על החוקים לפרטיהם, ספר ב ה׳On the Special Laws, Book II 5

א׳
1[18] But there are others, boastful persons,  of the sort that is puffed up by arrogance, who in their craving for high position determine to have nothing to do in any way with the frugal, the truly profitable mode of living. Indeed, if any rebuke them in order to rein in the unruliness of their desires, they regard the admonition as an insult, and as they press forward to a career of luxury disregard their correctors and hold the admirable and also highly valuable instructions of wisdom a matter for laughter and mockery.
ב׳
2[19] And if they happen to have some abundance of resources and means of living on a lavish scale, they employ oaths to set the seal on their use and enjoyment of the wealth which enables them to spend so freely. Here is an instance of what I mean. A short time ago a man of considerable property who had found a loose and dissipated style of living to his taste, was in the presence of an elderly person, a relation or old family friend, I believe, who was reproving him and advising him to make a change and conduct himself with more strictness and seriousness. The other strongly resented this reproof and countered the challenge by swearing that so long as he possessed his incomings and goods in stock he would take no step in the direction of economy, either in town or country, either on shipboard or on the road, but would make display of his wealth always and everywhere. But this is evidently not so much an exhibition of wealth as of arrogance and intemperance.
ג׳
3[20] And yet to this day among those who hold high offices of authority there are not a few who possessing accumulated goods in vast numbers and abundant resources, to whom wealth is ceaselessly flowing in as from a perennial fountain, still sometimes betake themselves to the use of such things as we poor people use.  Their cups are earthern, their loaves spit-baked, their extra dishes olives or cheese or greens: in the summer they wear a girdle and a thin shirt and in the winter a stout rent-proof mantle.
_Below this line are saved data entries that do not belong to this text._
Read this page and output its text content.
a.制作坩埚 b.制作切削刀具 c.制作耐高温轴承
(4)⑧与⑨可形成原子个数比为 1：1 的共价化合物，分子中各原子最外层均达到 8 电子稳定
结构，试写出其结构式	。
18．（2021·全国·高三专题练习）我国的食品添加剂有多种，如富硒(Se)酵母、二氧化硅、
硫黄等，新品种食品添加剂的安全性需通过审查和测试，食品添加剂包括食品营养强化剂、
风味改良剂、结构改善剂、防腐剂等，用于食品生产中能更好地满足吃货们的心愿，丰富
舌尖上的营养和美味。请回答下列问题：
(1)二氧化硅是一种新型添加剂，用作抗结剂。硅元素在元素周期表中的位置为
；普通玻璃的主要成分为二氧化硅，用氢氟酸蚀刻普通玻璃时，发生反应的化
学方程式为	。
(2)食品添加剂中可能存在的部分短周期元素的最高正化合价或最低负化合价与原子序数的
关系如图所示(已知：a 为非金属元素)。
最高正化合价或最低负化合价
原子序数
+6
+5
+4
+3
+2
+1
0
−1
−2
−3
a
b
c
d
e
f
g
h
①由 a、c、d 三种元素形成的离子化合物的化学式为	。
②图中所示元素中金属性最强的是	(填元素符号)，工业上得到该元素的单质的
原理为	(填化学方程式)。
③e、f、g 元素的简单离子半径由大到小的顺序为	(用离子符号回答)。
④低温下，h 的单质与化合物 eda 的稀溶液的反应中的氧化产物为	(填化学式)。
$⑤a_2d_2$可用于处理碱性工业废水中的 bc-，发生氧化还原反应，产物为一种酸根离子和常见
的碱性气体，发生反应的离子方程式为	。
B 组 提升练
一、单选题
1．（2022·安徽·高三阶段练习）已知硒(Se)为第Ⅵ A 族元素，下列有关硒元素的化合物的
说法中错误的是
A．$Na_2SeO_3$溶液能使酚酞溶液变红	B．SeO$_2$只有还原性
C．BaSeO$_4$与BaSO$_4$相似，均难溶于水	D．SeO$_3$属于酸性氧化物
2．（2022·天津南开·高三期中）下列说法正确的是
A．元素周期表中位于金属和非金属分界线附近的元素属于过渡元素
The floor will sometimes serve for their bedstead: they have nothing to say to beds of ivory-work or made of tortoiseshell and gold, or bedding brocaded with flowers and purple-dyed garments and elaborate honey-cakes and tables spread with costly luxuries. The reason,
ד׳
4[21] I take it, is not only that they are blessed with a fine nature, but also that they have been brought under the influence of a right training from their earliest years. That training has taught them to value the interests of the man before those of the ruler. It makes its abode in their souls, and hardly a day passes but it reminds it of their common humanity and draws them away from lofty and overweening thought, reduces their swollen dimensions, and medicines their inequality with equality.
ה׳
5[22] And therefore they have filled their cities with plenty and abundance, with order and peace; of no good thing have they mulcted them, all good things have they bestowed freely, unsparingly and unstintedly. These and the like are the actions of noble men, rulers in the true sense.
ו׳
6[23] Far different are the actions of the newly rich who have been wafted into opulence by a freak of fortune. They know nothing, have never even dreamt, of the true wealth which has eyes to see,  whose substance is the perfect virtues and the actions which conform with them; it is a blind wealth against which they have struck  and taking it for their support they fail of necessity to see the road before them and wander away into pathless wilds, admiring what deserves no serious respect and mocking at what nature would bid them honour. Such persons, when they take a mistimed oath, are rebuked and reproached in no gentle terms by the holy word. Hardly can they be purged and healed, so that even the gracious nature of God deems them unworthy of His pardon.